While softer and more reserved than its counterpart from Vena Sera
, "Shameful Metaphors" stands to be as highly-revered as "Saferwaters." Already widely-believed to be Sci-Fi Crimes
' answer to "Which song on the record should be a single but probably won't be?," "Shameful Metaphors" is a gripping, emotional track powered by Pete's stalwart vocals - "By my admission, nothing grows . . . / So why, then, has all my life made no sound? And are your eyes closing even though my life made no sound? I fear your eyes closing" - but where the track truly takes off is in the bridge and final stanza, where his stout, incensed shouts of "Behold the lost, behold a Band-Aid / These shameful metaphors / Fought it through the teeth / These shameful metaphors / Biting at your heels, fighting cheek-to-cheek" are stunning as they coincide with the soaring guitars and steady percussion. Conversely, the rockier, more abrasive "This Circus" is a tremendous closer and another obvious album highlight. "It's clear for today you're sleazy at night," sings Pete in the first verse, finishing with "As soon as we hear, we will run or start swinging" to segue into the song's stellar pre-chorus and chorus ("I want my way - never settle, always learning - people, they beg us for it / I'm on my way / Better settle, almost there / This might just feed the mother of all our needs").

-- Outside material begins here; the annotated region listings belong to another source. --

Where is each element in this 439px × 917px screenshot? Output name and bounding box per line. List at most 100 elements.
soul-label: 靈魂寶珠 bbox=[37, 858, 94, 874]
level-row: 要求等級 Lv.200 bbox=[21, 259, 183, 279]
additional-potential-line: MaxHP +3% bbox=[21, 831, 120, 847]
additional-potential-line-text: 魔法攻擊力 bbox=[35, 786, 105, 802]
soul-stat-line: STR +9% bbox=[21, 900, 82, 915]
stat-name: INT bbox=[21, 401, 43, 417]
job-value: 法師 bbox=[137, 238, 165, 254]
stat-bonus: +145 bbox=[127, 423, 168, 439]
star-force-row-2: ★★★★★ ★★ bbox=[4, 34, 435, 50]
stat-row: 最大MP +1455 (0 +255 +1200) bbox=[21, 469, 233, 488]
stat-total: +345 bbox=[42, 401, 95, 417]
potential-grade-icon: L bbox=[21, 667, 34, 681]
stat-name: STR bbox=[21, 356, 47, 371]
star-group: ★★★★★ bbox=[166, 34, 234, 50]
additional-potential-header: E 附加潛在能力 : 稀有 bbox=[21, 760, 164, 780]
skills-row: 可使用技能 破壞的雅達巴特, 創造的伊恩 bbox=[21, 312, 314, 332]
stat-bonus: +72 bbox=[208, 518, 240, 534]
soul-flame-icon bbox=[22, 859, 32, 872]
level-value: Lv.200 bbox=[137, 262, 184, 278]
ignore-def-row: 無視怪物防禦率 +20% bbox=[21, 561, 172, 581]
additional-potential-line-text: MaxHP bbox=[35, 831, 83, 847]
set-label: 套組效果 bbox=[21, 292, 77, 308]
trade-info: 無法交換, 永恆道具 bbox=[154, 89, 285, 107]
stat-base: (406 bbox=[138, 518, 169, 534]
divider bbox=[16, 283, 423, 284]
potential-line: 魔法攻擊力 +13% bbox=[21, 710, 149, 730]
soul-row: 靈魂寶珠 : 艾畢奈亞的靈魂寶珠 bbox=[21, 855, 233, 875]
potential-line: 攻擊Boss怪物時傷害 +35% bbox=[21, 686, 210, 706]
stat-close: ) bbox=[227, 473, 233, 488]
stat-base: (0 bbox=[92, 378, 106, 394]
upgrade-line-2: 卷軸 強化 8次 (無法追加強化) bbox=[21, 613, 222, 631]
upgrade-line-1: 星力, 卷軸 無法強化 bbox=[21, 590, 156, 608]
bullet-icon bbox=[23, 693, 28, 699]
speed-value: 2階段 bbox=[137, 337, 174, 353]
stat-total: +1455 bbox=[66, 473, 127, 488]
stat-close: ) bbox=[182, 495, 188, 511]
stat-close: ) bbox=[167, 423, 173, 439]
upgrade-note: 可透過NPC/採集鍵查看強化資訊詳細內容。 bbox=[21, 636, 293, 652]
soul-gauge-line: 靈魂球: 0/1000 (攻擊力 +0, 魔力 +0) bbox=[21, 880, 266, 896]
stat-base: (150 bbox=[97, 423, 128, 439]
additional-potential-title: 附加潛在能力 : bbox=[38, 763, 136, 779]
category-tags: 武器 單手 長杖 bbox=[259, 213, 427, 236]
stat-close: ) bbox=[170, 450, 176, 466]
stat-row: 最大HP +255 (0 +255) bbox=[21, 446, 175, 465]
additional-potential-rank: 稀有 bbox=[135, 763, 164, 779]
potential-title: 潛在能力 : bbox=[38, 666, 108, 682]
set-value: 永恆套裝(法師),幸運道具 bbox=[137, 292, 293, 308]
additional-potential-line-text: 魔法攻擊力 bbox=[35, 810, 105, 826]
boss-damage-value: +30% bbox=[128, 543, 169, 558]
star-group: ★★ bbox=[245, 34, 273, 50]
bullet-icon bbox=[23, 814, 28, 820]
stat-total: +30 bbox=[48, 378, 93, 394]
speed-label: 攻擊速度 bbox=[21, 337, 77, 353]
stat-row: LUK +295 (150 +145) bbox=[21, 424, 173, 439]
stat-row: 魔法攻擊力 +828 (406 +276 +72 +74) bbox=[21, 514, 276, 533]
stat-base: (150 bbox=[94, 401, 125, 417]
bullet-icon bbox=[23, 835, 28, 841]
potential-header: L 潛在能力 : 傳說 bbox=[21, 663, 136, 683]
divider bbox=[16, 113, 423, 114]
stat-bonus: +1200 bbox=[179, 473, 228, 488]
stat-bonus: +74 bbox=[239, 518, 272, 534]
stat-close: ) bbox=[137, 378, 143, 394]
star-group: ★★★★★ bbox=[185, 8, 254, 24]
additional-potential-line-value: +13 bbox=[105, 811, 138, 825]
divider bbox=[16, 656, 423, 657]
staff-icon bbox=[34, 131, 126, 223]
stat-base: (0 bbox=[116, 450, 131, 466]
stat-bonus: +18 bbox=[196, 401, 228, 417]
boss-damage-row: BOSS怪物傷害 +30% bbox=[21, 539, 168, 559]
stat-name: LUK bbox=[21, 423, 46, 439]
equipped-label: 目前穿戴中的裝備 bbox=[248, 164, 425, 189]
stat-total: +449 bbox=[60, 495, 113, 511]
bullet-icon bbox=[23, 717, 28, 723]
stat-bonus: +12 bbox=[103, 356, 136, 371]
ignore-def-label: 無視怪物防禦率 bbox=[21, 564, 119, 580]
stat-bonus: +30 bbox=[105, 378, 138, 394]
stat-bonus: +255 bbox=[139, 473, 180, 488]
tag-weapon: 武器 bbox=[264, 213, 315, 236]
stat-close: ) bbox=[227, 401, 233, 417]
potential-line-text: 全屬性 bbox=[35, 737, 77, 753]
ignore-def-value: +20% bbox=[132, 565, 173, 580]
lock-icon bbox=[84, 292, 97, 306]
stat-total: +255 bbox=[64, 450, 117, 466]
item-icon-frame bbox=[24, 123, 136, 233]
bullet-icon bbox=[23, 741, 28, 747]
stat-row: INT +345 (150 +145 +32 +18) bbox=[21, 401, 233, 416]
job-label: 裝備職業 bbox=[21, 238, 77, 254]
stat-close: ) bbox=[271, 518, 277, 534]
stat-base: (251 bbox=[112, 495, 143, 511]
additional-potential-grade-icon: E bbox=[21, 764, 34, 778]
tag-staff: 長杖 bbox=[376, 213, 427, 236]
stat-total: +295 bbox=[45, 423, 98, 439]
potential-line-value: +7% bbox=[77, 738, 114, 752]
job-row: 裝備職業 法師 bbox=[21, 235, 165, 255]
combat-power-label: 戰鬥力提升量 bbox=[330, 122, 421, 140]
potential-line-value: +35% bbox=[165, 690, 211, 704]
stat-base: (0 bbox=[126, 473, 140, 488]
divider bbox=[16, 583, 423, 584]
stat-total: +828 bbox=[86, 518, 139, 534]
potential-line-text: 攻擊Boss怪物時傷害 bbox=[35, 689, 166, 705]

From a percussive standpoint, this is far and away Sam's best effort on the album, with blistering snare/tom hits and pulsating bass kicks - especially in the bridge/breakdown - and it's a satisfying conclusion to Sci-Fi Crimes
The all-acoustic "Highland's Apparition," while a simple chord progression, is another clear album highlight because it's the first acoustic Chevelle track that isn't boring and directionless (much unlike "Bend the Bracket" from This Type of Thinking...
), and the aggressive "Letter from a Thief," which surprisingly highlights Bernardini, is reminiscent of a Point #1
/Wonder What's Next
Chevelle with its effect-laden guitars and rougher, less-polished production.
Regrettably, the rest of the record is more or less old hat for Chevelle. "Jars" is a suspect pick for a radio single despite it having one of the stronger choruses on Sci-Fi Crimes
("We both can't become the same pawn that's made to fall" is delivered with such conviction that it's almost unfair to criticize the song's restrained, paint-by-numbers approach), and I apparently missed the memo that "Fell Into Your Shoes" has any redeeming quality to it, just like I evidently missed the memo that Sci-Fi Crimes
is Chevelle's end-all/be-all record. Perhaps the album is damned by its unmemorable track ordering - the dead space between "Highland's Apparition" and "This Circus" cannot be overstated; similarly, not including "Interlewd," there are only ten songs on the record, with half or more than half sounding like anything you'd expect from Chevelle. Depending on your philosophy, you can call Chevelle consistent or you can claim they're playing it safe. One thing's for certain, though: Sci-Fi Crimes
is a solid, above-average record, but it is not Chevelle's magnum opus; aside from two or three songs, it has a certain air of familiarity that doesn't warrant the unfounded high praise it has received so far.